Pop stood among us, whirling his cane, smiling all the time, and said:
"Oh, yes you will, boys, when you think of it a minute. You've had your
fun, you know; but it won't do to go too far. I'm a justice of the
peace, you see, and this innocent little racket comes under the head of
'malicious mischief.' You could all be sent to jail; and no matter how
badly I'd feel, I'd have to act under the law. There's where it is, you
see; people are so hard on boys they won't let them enjoy themselves.
It's too bad; but never mind, we've had our fun anyway. Now let's get to
work in earnest. Here, we'll begin with this gate. Lift it up there,
Jim; hold on the other side, Bobby, my boy. Now we have it—all
together." And as true as you live, we actually found ourselves walking
along with the gate between us. From that gate we went to another, and
another. I don't know how it was, but we just plodded along, and did
what Pop said. He was laughing, and joking, and flourishing his cane;
but, oh, how tired we were! How our hands and our feet and our hearts
ached, and how sickening it all was! The most sickening of anything was
to hear Pop laugh and carry on all the time, as if this was the cream of
the joke. I tell you, we were all mad enough; and when we got to old
Jake Van Couter's, we just rebelled. We all hated Jake, anyhow; and Tom
Jones he stood right out in the road, and said Jake was a mean old
curmudgeon; and then Pop got hold of Tom before we knew it, and down
came his cane with a whack.
"Now, boys," says Pop, "fun's fun, and I'm as fond of it as anybody, but
I don't see any use of spoiling a good time in this kind of way. Jake
couldn't put that gate back, to save his life, and it goes to my heart
to hear hard words against the poor old man. He's bent double with
rheumatism, he's old and he's poor, and he's no subject for your fun.

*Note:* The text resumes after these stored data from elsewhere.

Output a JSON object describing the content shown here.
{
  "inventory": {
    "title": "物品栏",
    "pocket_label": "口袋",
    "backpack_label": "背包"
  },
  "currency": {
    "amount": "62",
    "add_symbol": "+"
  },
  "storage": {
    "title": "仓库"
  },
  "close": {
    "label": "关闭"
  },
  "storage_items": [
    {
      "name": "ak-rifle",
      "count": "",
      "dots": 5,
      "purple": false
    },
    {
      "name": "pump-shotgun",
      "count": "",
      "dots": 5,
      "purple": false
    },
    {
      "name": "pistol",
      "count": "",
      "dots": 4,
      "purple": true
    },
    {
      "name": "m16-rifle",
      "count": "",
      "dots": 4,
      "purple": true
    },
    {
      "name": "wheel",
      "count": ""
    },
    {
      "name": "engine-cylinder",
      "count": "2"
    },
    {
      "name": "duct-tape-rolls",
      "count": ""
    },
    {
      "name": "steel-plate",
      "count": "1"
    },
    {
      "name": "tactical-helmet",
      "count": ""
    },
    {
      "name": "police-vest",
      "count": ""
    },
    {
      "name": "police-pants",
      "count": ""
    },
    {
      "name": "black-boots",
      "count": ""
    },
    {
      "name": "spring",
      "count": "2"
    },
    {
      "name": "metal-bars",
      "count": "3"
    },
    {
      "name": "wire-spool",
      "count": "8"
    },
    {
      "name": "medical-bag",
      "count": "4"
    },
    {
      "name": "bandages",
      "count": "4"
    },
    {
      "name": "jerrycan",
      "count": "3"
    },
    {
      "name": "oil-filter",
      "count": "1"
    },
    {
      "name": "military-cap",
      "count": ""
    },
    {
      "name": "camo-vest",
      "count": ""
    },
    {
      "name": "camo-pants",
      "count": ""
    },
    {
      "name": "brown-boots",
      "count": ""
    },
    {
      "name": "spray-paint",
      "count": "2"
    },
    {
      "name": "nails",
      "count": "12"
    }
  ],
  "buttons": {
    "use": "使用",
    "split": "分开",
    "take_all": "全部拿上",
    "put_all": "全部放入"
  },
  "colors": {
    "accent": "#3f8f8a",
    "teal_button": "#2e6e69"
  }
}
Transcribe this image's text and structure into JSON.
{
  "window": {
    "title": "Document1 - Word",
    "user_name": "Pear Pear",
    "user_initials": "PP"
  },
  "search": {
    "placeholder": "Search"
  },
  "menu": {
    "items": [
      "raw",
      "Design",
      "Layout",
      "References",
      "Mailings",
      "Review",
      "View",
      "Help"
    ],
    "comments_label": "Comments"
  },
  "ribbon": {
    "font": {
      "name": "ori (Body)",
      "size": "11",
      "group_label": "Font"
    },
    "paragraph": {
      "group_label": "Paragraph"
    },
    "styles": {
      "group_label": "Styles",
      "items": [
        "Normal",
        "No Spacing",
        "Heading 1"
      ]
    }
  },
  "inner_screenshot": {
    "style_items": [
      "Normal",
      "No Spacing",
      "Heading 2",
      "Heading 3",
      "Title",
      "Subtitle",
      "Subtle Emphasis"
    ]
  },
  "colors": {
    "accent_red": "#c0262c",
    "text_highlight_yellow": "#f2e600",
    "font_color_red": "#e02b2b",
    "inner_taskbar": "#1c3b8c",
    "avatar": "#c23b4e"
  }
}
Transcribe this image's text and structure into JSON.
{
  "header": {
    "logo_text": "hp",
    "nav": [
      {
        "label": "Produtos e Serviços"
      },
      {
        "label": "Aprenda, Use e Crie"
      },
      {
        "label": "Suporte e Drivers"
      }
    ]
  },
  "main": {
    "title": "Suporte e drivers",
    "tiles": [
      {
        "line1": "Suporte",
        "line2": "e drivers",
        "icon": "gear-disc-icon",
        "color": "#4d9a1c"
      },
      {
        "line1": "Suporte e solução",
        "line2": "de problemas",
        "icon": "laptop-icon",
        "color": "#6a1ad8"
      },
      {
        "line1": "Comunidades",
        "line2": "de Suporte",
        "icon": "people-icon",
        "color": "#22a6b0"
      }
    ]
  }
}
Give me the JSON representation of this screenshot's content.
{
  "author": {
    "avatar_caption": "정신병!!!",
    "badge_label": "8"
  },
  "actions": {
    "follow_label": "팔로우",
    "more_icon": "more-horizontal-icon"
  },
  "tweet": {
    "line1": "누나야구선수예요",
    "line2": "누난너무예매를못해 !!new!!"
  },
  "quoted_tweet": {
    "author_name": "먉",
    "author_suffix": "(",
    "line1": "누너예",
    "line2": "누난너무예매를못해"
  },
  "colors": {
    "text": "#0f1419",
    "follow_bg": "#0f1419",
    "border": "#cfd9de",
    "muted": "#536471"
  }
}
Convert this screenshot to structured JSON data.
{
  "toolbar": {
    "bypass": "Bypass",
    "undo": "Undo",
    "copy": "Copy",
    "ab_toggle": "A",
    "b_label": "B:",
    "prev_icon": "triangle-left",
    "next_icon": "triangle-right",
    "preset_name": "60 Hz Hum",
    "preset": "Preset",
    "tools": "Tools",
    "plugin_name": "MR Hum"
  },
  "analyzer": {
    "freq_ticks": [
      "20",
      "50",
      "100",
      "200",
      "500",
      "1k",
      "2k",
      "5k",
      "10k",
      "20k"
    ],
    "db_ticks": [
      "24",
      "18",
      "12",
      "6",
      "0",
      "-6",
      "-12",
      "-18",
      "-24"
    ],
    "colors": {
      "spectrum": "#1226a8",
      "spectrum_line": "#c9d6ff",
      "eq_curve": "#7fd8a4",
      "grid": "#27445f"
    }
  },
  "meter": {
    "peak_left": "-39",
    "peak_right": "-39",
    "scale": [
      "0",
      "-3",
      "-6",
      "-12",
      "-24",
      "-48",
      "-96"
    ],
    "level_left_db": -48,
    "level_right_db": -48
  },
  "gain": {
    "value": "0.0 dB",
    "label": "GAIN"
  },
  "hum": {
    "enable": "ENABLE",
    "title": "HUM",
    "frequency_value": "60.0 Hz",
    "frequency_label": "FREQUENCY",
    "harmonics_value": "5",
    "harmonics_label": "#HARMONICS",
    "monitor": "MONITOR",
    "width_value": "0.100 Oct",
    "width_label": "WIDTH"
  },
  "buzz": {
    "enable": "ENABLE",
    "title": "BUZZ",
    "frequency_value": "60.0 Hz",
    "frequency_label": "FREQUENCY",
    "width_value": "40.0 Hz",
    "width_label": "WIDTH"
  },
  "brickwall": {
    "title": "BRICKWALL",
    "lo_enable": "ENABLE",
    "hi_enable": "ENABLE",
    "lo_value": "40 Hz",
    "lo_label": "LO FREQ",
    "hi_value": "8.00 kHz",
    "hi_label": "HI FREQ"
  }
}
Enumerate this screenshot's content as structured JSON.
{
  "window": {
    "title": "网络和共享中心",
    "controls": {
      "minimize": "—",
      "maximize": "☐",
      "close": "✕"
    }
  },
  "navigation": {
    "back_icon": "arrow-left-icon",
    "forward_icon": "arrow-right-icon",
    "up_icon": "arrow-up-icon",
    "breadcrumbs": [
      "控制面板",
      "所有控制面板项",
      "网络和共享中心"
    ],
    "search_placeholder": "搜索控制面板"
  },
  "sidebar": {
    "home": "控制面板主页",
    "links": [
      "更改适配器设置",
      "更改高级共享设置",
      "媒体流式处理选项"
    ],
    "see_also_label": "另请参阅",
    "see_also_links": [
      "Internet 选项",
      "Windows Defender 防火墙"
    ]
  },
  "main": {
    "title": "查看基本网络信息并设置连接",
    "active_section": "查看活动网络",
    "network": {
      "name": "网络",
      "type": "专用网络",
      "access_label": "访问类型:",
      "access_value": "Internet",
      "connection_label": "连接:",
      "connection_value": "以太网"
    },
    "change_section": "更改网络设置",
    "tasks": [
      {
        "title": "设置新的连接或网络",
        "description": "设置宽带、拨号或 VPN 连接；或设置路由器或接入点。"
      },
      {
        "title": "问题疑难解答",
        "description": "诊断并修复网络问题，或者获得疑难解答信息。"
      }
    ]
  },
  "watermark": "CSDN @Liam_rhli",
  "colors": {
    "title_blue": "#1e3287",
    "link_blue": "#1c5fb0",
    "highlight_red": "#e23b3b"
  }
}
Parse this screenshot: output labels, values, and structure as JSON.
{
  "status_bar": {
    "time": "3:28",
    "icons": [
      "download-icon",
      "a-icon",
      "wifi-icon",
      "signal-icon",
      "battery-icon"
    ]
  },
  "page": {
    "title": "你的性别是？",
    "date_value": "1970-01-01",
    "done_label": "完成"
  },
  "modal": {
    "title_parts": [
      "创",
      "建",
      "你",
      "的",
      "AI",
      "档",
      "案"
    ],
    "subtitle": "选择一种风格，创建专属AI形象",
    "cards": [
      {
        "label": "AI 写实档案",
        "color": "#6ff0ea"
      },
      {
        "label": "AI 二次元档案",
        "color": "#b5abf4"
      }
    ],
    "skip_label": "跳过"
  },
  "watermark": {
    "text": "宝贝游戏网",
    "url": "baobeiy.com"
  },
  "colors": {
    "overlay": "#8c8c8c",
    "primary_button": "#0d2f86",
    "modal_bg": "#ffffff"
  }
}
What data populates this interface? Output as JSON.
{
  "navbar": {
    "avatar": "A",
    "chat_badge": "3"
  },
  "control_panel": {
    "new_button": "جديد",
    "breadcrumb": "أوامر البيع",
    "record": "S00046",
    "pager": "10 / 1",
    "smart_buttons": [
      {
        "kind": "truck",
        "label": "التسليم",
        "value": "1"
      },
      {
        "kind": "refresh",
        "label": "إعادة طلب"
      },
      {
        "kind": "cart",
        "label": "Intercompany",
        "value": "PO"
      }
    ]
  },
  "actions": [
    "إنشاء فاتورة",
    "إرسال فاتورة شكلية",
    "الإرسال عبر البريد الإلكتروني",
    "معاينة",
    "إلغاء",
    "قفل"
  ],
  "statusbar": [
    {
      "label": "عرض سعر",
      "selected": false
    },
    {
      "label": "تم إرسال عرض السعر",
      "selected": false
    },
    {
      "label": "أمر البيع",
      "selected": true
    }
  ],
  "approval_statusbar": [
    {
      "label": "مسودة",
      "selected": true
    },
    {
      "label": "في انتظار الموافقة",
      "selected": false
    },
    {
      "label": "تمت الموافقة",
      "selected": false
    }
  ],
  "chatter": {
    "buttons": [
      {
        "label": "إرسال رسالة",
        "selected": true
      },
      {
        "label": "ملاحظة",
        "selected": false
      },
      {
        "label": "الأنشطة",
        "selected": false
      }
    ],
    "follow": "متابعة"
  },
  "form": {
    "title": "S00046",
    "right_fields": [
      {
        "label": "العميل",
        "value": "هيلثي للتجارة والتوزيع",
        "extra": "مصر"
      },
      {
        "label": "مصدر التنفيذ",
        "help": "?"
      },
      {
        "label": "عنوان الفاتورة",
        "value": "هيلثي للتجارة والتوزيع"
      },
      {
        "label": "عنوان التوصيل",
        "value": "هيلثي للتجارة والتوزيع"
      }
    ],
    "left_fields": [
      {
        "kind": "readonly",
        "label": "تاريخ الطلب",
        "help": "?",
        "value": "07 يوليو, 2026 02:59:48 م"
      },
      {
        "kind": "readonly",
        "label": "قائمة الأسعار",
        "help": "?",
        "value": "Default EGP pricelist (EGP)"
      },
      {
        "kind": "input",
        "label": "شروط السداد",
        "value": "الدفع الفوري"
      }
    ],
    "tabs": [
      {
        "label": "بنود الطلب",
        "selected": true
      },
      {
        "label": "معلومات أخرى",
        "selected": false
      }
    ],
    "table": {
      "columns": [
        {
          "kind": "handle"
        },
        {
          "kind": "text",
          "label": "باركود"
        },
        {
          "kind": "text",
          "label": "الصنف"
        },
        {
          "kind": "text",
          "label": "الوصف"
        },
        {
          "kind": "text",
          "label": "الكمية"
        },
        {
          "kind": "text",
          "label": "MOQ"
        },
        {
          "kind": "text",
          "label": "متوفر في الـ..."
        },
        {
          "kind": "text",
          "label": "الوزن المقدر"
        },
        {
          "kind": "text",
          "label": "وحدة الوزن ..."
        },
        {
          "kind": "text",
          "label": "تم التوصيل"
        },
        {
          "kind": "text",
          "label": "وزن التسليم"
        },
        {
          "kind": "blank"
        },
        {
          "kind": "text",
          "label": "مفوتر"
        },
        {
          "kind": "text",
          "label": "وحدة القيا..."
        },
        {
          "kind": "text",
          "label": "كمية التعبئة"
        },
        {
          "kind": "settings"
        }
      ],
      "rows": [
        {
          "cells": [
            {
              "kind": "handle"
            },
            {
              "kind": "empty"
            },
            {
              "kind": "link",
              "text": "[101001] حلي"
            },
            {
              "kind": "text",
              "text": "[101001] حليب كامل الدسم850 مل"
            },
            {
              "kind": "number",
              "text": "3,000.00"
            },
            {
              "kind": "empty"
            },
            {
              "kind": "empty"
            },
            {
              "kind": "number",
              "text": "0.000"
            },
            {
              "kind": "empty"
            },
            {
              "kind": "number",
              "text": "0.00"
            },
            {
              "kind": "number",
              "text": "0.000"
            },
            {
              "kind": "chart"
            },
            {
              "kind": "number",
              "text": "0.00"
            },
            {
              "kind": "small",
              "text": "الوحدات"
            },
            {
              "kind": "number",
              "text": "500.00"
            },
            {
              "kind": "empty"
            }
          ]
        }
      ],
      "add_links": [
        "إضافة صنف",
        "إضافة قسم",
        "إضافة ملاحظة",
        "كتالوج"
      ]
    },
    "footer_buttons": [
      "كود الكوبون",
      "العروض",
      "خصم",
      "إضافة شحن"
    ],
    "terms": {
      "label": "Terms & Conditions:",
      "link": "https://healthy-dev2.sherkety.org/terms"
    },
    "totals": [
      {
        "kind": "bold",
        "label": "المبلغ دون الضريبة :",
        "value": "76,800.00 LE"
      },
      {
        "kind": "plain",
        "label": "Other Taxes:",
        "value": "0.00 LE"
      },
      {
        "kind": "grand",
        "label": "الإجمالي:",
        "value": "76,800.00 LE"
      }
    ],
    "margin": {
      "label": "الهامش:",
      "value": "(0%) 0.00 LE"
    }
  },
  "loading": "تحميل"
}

Take a fellow like me if you want fun. I don't mind it. Do what you like
to me, but spare poor old Jake."
Well, we just looked at one another in mute disgust, but we didn't care
to dispute any further with Pop. We plunked along that nasty old
freezing road, and we yanked Uncle Jake's gate out of the mud, and
carried it half a mile, our nails hanging off, and tears of rage and
mortification rolling down our cheeks, with Pop laughing like a good one
all the while, declaring that he didn't see how anybody could be so
hard on boys; they would have their fun, and for his part he thought
it did them good, and it took him back to his youth again; he hadn't had
such a spree for many a year.
We groaned and looked at each other, and each of us dropped off silently
and gloomily at our separate doors. A whole month has gone by without a
proposition for fun of any kind, and I'll leave it to anybody if it
ain't enough to disgust a fellow to have Pop winking at me behind his
hand, and telling me to count him in for the next racket.